The Sediments of Time

by Meave Leakey

  Since walking is inherently more stable than running, especially in bipeds, a second aspect of biomechanics significant to our enquiry is stabilization, particularly that of the head and trunk. Trunk stabilization, which stops bipeds from toppling over, is primarily accomplished by contracting the gluteus maximus (the buttock muscles). Head stabilization is more complex but no less important. Everyone has experienced the disorienting sensation of being stationary beside a moving train or other vehicle and believing that the vehicle you are sitting in is the one moving. In the same way, spinning rapidly in a circle makes us dizzy. Our balance relies on the interplay between the balancing structure in the inner ear (the labyrinth) and the eye. When we move, the labyrinth senses the movement and signals to the brain, which then corrects for the moving image on the retina so our gaze seems stable to us. When quadrupeds run, their heads are counterbalanced by the weight of their bodies and their somewhat horizontal necks. As bipedal humans thrust the weight of their bodies forward, there is nothing to counterbalance the head, which is thus subject to rapid pitching. If we didn’t feel this pitching movement through heightened sensitivity in the inner ear, we would not be able to stabilize our head and we would fall over in a dizzy heap.

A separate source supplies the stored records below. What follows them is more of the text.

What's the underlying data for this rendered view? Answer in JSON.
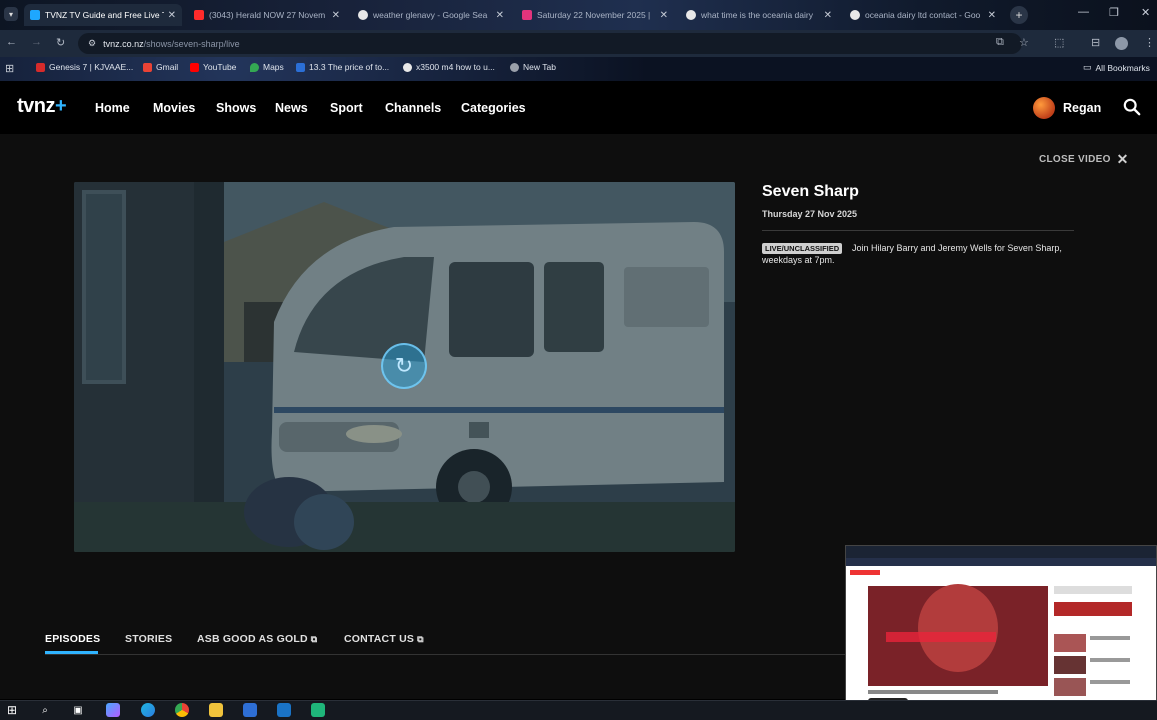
{
  "browser": {
    "tabs": [
      {
        "label": "TVNZ TV Guide and Free Live T",
        "favicon_color": "#1ea7ff",
        "active": true
      },
      {
        "label": "(3043) Herald NOW 27 Novem",
        "favicon_color": "#ff2b2b",
        "active": false
      },
      {
        "label": "weather glenavy - Google Sea",
        "favicon_color": "#e8e8e8",
        "active": false
      },
      {
        "label": "Saturday 22 November 2025 |",
        "favicon_color": "#e2347c",
        "active": false
      },
      {
        "label": "what time is the oceania dairy",
        "favicon_color": "#e8e8e8",
        "active": false
      },
      {
        "label": "oceania dairy ltd contact - Goo",
        "favicon_color": "#e8e8e8",
        "active": false
      }
    ],
    "new_tab_glyph": "+",
    "url_host": "tvnz.co.nz",
    "url_path": "/shows/seven-sharp/live",
    "bookmarks": [
      {
        "label": "Genesis 7 | KJVAAE...",
        "favicon_color": "#d62b2b"
      },
      {
        "label": "Gmail",
        "favicon_color": "#ea4335"
      },
      {
        "label": "YouTube",
        "favicon_color": "#ff0000"
      },
      {
        "label": "Maps",
        "favicon_color": "#34a853"
      },
      {
        "label": "13.3 The price of to...",
        "favicon_color": "#2b6fd6"
      },
      {
        "label": "x3500 m4 how to u...",
        "favicon_color": "#e8e8e8"
      },
      {
        "label": "New Tab",
        "favicon_color": "#9aa0aa"
      }
    ],
    "all_bookmarks_label": "All Bookmarks"
  },
  "site": {
    "logo_text": "tvnz",
    "logo_plus": "+",
    "nav": [
      "Home",
      "Movies",
      "Shows",
      "News",
      "Sport",
      "Channels",
      "Categories"
    ],
    "username": "Regan",
    "close_video_label": "CLOSE VIDEO"
  },
  "show": {
    "title": "Seven Sharp",
    "date": "Thursday 27 Nov 2025",
    "badge": "LIVE/UNCLASSIFIED",
    "description": "Join Hilary Barry and Jeremy Wells for Seven Sharp, weekdays at 7pm."
  },
  "subtabs": [
    {
      "label": "EPISODES",
      "external": false,
      "active": true
    },
    {
      "label": "STORIES",
      "external": false,
      "active": false
    },
    {
      "label": "ASB GOOD AS GOLD",
      "external": true,
      "active": false
    },
    {
      "label": "CONTACT US",
      "external": true,
      "active": false
    }
  ],
  "colors": {
    "accent": "#30b4ff",
    "page_bg": "#0e0e0e",
    "nav_bg": "#000000"
  }
}
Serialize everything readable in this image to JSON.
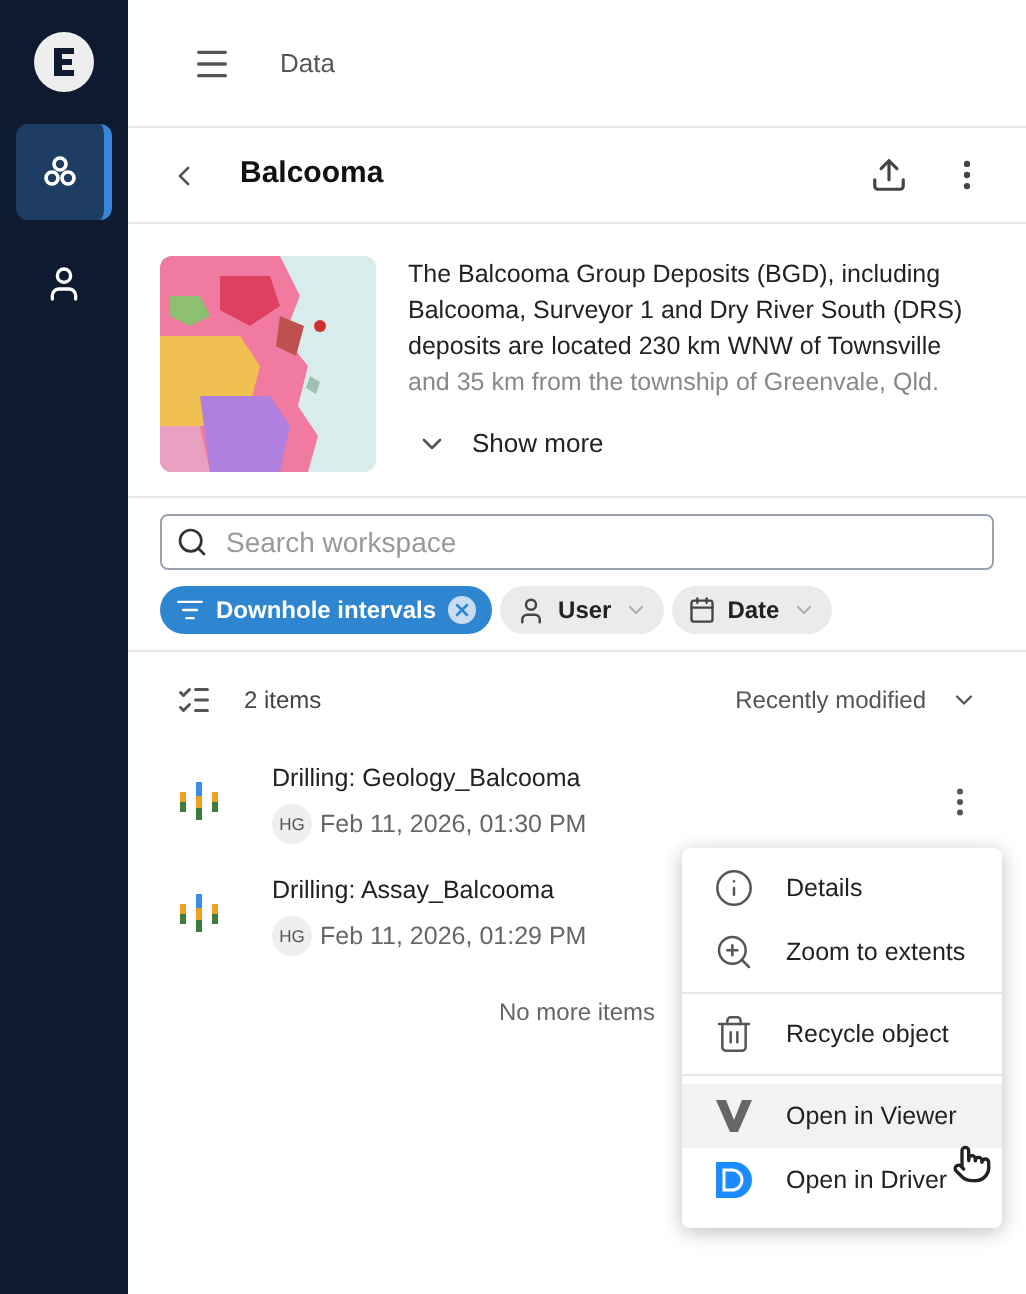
{
  "sidebar": {
    "items": [
      {
        "kind": "workspaces",
        "selected": true
      },
      {
        "kind": "account",
        "selected": false
      }
    ]
  },
  "top_bar": {
    "title": "Data"
  },
  "header": {
    "title": "Balcooma"
  },
  "description": {
    "lines": [
      "The Balcooma Group Deposits (BGD), including",
      "Balcooma, Surveyor 1 and Dry River South (DRS)",
      "deposits are located 230 km WNW of Townsville",
      "and 35 km from the township of Greenvale, Qld."
    ],
    "show_more": "Show more"
  },
  "search": {
    "placeholder": "Search workspace"
  },
  "filters": [
    {
      "kind": "filter",
      "label": "Downhole intervals",
      "selected": true
    },
    {
      "kind": "user",
      "label": "User",
      "selected": false
    },
    {
      "kind": "date",
      "label": "Date",
      "selected": false
    }
  ],
  "list": {
    "count": "2 items",
    "sort": "Recently modified",
    "items": [
      {
        "name": "Drilling: Geology_Balcooma",
        "initials": "HG",
        "date": "Feb 11, 2026, 01:30 PM"
      },
      {
        "name": "Drilling: Assay_Balcooma",
        "initials": "HG",
        "date": "Feb 11, 2026, 01:29 PM"
      }
    ],
    "footer": "No more items"
  },
  "menu": {
    "groups": [
      [
        {
          "kind": "info",
          "label": "Details",
          "selected": false
        },
        {
          "kind": "zoom",
          "label": "Zoom to extents",
          "selected": false
        }
      ],
      [
        {
          "kind": "recycle",
          "label": "Recycle object",
          "selected": false
        }
      ],
      [
        {
          "kind": "viewer",
          "label": "Open in Viewer",
          "selected": true
        },
        {
          "kind": "driver",
          "label": "Open in Driver",
          "selected": false
        }
      ]
    ]
  }
}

  Dan and Dennis found that there are indeed some indications of specialization for running in H. erectus. The shape of the pelvis indicates that the areas for the attachment of two muscles critical in trunk stabilization are much larger in early Homo compared to Australopithecus. And complementary research by Fred Spoor, Bernard Wood, and Frans Zonneveld shows even more concrete evidence of features that relate to head stabilization. High-resolution CT scanning techniques show that the semicircular canals in the labyrinth of the inner ear are larger relative to body mass in H. erectus than in Australopithecus and chimps. The presence of such heightened sensitivity is what gives the individual greater balance during running, which involves more pitching than walking or climbing through trees. Taking all this evidence together, Dan and Dennis conclude that it is difficult to think of any human activity other than running that would have selected for increased sensitivity to head pitching.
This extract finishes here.